Refinement of mathematical models to understand and control the dynamics of living systems
In this group, we study life systems and develop mathematical and computational models to elucidate the mechanisms that drive their kinetics. While theoretical biology is vast, for this project our work will focus primarily on two applications:
1. Describing the cyclic activity levels of genes involved in controlling circadian rhythms
The biological clock, which has remained a mystery for more than 60 years, led to the Nobel Prize in 2017 and remains a subject of ongoing genetic research. Temperature compensation is a phenomenon in which the cycle remains unchanged even if the temperature rises and the reaction speeds up. We plan to combine a simulator, integrable model analysis, and data analysis to predict a mathematical model for temperature compensation. A study by members of this group (BioPhys 2019) suggests the distortion of the time-series waveform (amplitude of the harmonics) is important in setting the period. We will elucidate the determinants of the period by constructing an amplitude reduction model using an operator-theoretic method.

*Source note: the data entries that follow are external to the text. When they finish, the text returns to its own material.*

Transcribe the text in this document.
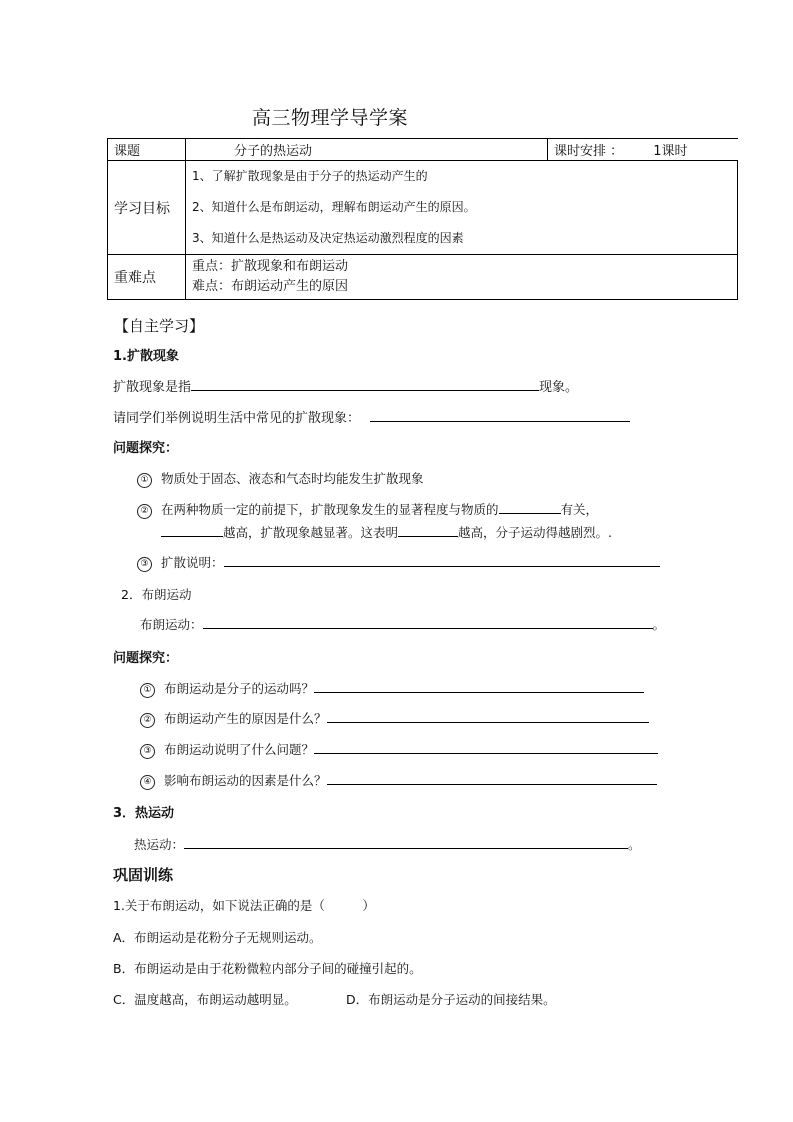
高三物理学导学案
课题	分子的热运动	课时安排 ： 1课时
学习目标	1、了解扩散现象是由于分子的热运动产生的
2、知道什么是布朗运动，理解布朗运动产生的原因。
3、知道什么是热运动及决定热运动激烈程度的因素	

重难点	重点：扩散现象和布朗运动
难点：布朗运动产生的原因	
【自主学习】
1.扩散现象
扩散现象是指	现象。
请同学们举例说明生活中常见的扩散现象：
问题探究：
① 物质处于固态、液态和气态时均能发生扩散现象
② 在两种物质一定的前提下，扩散现象发生的显著程度与物质的	有关，
越高，扩散现象越显著。这表明	越高，分子运动得越剧烈。.
③ 扩散说明：
2．布朗运动
布朗运动：	。
问题探究：
① 布朗运动是分子的运动吗？
② 布朗运动产生的原因是什么？
③ 布朗运动说明了什么问题？
④ 影响布朗运动的因素是什么？
3．热运动
热运动：	。
巩固训练
1.关于布朗运动，如下说法正确的是（　　　）
A．布朗运动是花粉分子无规则运动。
B．布朗运动是由于花粉微粒内部分子间的碰撞引起的。
C．温度越高，布朗运动越明显。	D．布朗运动是分子运动的间接结果。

2. Characterizing the impact of rare infection events on the course and outcome of virus infections in cell cultures
Just as the severity of influenza virus infections can vary season to season, virus replication efficacy within a cell culture also varies greatly for different strains. Mathematical study of a strain's replication kinetics within a cell culture allows us to uncover the mechanisms responsible for experimentally observed behaviours, and exploit them to develop therapies. Continuous and deterministic mathematical models are typically used to represent these systems, and have provided important insights. Unfortunately, such models incorrectly predict infection occurs 100% of the time if any virus is present, even for vanishingly small effective virus concentrations, like in the presence of antivirals. We will construct a discrete and stochastic predictive model of virus infection in cell cultures, informed by extensive experimental data and Bayesian parameter estimation, to characterize the role of stochasticity in modulating infection kinetics.
Living systems are the result of several complex, interconnected mechanisms, operating over several spatial and temporal scales. As such, they are an ideal domain of application and validation for the methodologies to be developed by the other research groups. This group provides important, topical problems in health sciences that will benefit greatly from the application of the advanced techniques developed by the methodological groups.